After I did that, I was able to run my_second_dbt_model.sql:
select *
from public.pages
where user_id IN
(select user_id from {{ ref('my_first_dbt_model') }})
limit 10
I was able to run this query using compiled SQL and it returns result as expected.
But when I ran dbt run on this, it shows an error:
2022-10-10T23:11:00.314388Z: 23:11:00 On model.my_new_project.my_second_dbt_model: /* {"app": "dbt", "dbt_version": "1.2.2", "profile_name": "user", "target_name": "default", "node_id": "model.my_new_project.my_second_dbt_model"} */
create view "segment"."dbt_pfan"."my_second_dbt_model__dbt_tmp" as (
-- Use the `ref` function to select from other models
select *
from "segment"."dbt_pfan"."my_first_dbt_model"
where id = 1
) ;
2022-10-10T23:11:00.320278Z: 23:11:00 Postgres adapter: Postgres error: column "id" does not exist in
my_first_dbt_model
It looks like you might not have saved my_second_dbt_model before running - the compile step in dbt Cloud doesn’t need you to save first, but doing a dbt run does only look at work you’ve saved. (It’s a common pain point, and we’re looking into ways to make this clearer on the revamped IDE we’re building at the moment).
Thank you! So I need to save the model.sql file before executing dbt run.
One more question - for the tables created from the my_first_dbt_model.sql and my_second_dbt_model.sqlfiles, are they temporary tables or materialized views in redshift? If other people want to query those tables from another BI tool, can they? and I supposed they can be refreshed via running the models at a scheduled cadence?
By default, they’re built as standard views (note: not materialized views). You can also change them to build as permanent tables. Check out Materializations | dbt Developer Hub for more info.

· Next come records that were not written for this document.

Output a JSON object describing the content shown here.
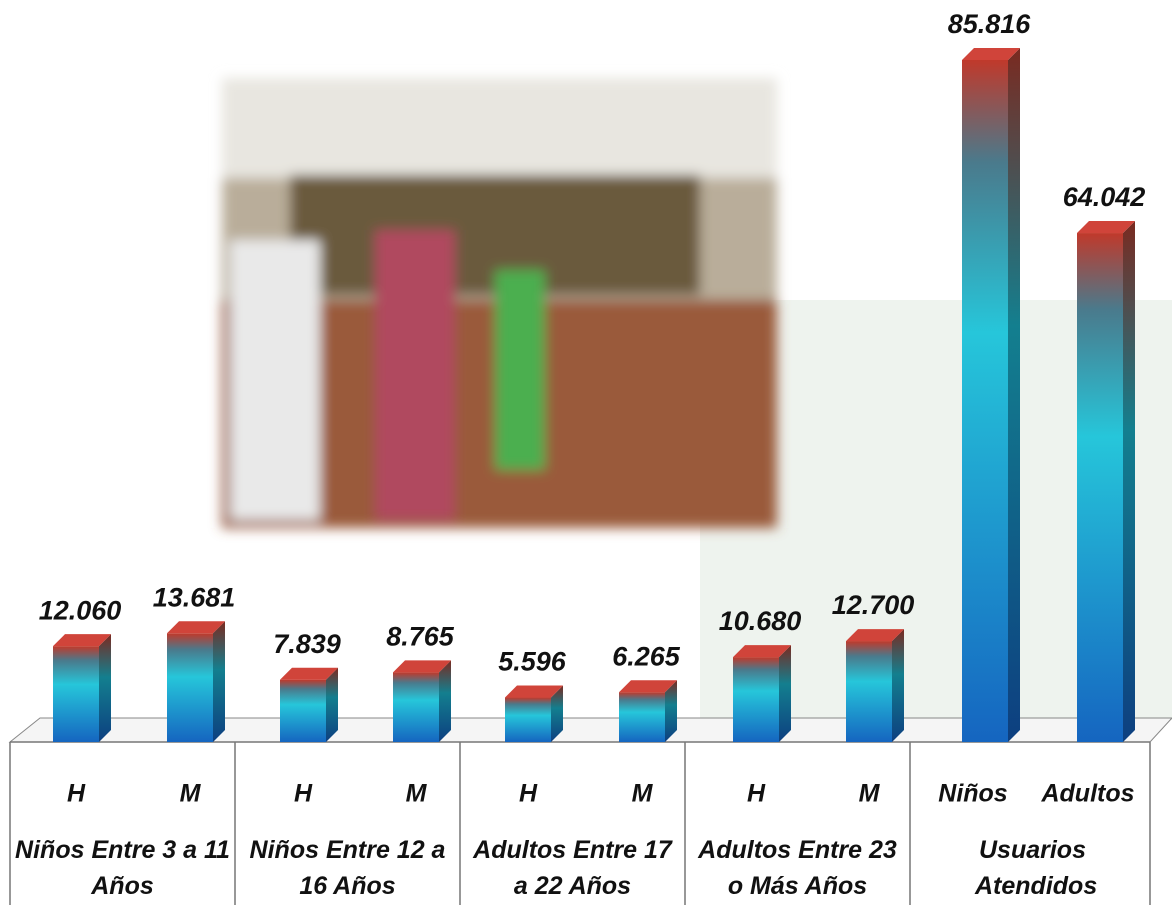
{
  "chart_data": {
    "type": "bar",
    "categories": [
      "H",
      "M",
      "H",
      "M",
      "H",
      "M",
      "H",
      "M",
      "Niños",
      "Adultos"
    ],
    "values": [
      12060,
      13681,
      7839,
      8765,
      5596,
      6265,
      10680,
      12700,
      85816,
      64042
    ],
    "value_labels": [
      "12.060",
      "13.681",
      "7.839",
      "8.765",
      "5.596",
      "6.265",
      "10.680",
      "12.700",
      "85.816",
      "64.042"
    ],
    "groups": [
      "Niños Entre 3 a 11 Años",
      "Niños Entre 12 a 16 Años",
      "Adultos Entre 17 a 22 Años",
      "Adultos Entre 23 o Más Años",
      "Usuarios Atendidos"
    ]
  }
}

Absolutely! dbt Cloud comes with a schedule runner built in, since you’re already using the IDE you have access to it: Schedule a job and Running dbt in production
dbt Core doesn’t come with its own scheduler, so you’ll need a separate workflow orchestration tool. We list some options here About deployments | dbt Developer Hub
You’re using the dbt Cloud IDE though, so you have access to dbt Cloud. Why would you not use its scheduler?